Data mining for gold
Despite these ominous projections, many TV networks aren’t willing to go down without a fight. NBC Universal and Turner have recently introduced new advertising capabilities that rely on data from cable set-top boxes. The cable boxes allow networks to track TV viewing, credit card data, automobile data, and a variety of other sources. The TV industry has used this data to determine exactly who is watching certain networks and programs, and offer more targeted advertisements to marketers.
Hitting the target
Last year, TNT, TBS, and CNN offered these targeted ads to a handful of advertisers. They were successful in increasing their customer base in 2015, and their sales team felt confident enough to guarantee that brands would reach a specific audience. The additional data that TV networks can now offer makes a huge difference in bringing advertisers closer to their target.

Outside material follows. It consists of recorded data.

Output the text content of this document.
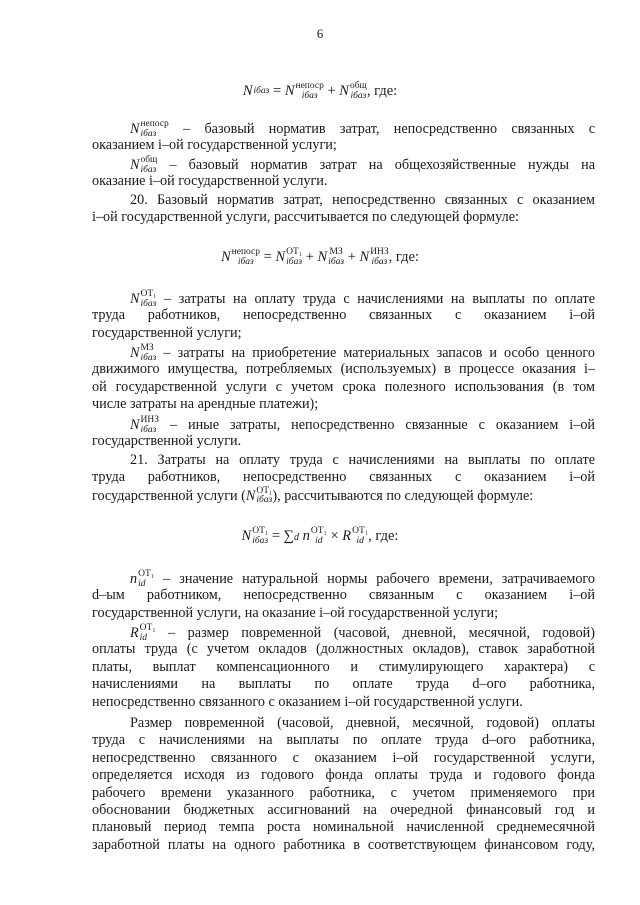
6
N iбаз = N непоср
iбаз + N общ
iбаз , где:
N непоср
iбаз	– базовый норматив затрат, непосредственно связанных с
оказанием i–ой государственной услуги;
N общ
iбаз – базовый норматив затрат на общехозяйственные нужды на
оказание i–ой государственной услуги.
20. Базовый норматив затрат, непосредственно связанных с оказанием
i–ой государственной услуги, рассчитывается по следующей формуле:
N непоср
iбаз = N ОТ₁
iбаз + N МЗ
iбаз + N ИНЗ
iбаз , где:
N ОТ₁
iбаз – затраты на оплату труда с начислениями на выплаты по оплате
труда работников, непосредственно связанных с оказанием i–ой
государственной услуги;
N МЗ
iбаз – затраты на приобретение материальных запасов и особо ценного
движимого имущества, потребляемых (используемых) в процессе оказания i–
ой государственной услуги с учетом срока полезного использования (в том
числе затраты на арендные платежи);
N ИНЗ
iбаз – иные затраты, непосредственно связанные с оказанием i–ой
государственной услуги.
21. Затраты на оплату труда с начислениями на выплаты по оплате
труда работников, непосредственно связанных с оказанием i–ой
государственной услуги (N ОТ₁
iбаз ), рассчитываются по следующей формуле:
N ОТ₁
iбаз = ∑d n ОТ₁
id × R ОТ₁
id , где:
n ОТ₁
id	– значение натуральной нормы рабочего времени, затрачиваемого
d–ым работником, непосредственно связанным с оказанием i–ой
государственной услуги, на оказание i–ой государственной услуги;
R ОТ₁
id	– размер повременной (часовой, дневной, месячной, годовой)
оплаты труда (с учетом окладов (должностных окладов), ставок заработной
платы, выплат компенсационного и стимулирующего характера) с
начислениями на выплаты по оплате труда d–ого работника,
непосредственно связанного с оказанием i–ой государственной услуги.
Размер повременной (часовой, дневной, месячной, годовой) оплаты
труда с начислениями на выплаты по оплате труда d–ого работника,
непосредственно связанного с оказанием i–ой государственной услуги,
определяется исходя из годового фонда оплаты труда и годового фонда
рабочего времени указанного работника, с учетом применяемого при
обосновании бюджетных ассигнований на очередной финансовый год и
плановый период темпа роста номинальной начисленной среднемесячной
заработной платы на одного работника в соответствующем финансовом году,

While brands previously had to pick commercial times based primarily on just age and gender, commercials are now much more likely to hit their mark.
Will it work? Stay tuned
TV networks remain positive about their new data driven capabilities despite an unfavorable reaction from advertisers in 2015’s “upfront” market. Each year in the upfront market, advertisers purchase commercial time prior to the fall TV season. Revenue continued to decline in the market this spring, when advertisers spent 10% less on broadcast networks and 5% less on cable networks than in 2014.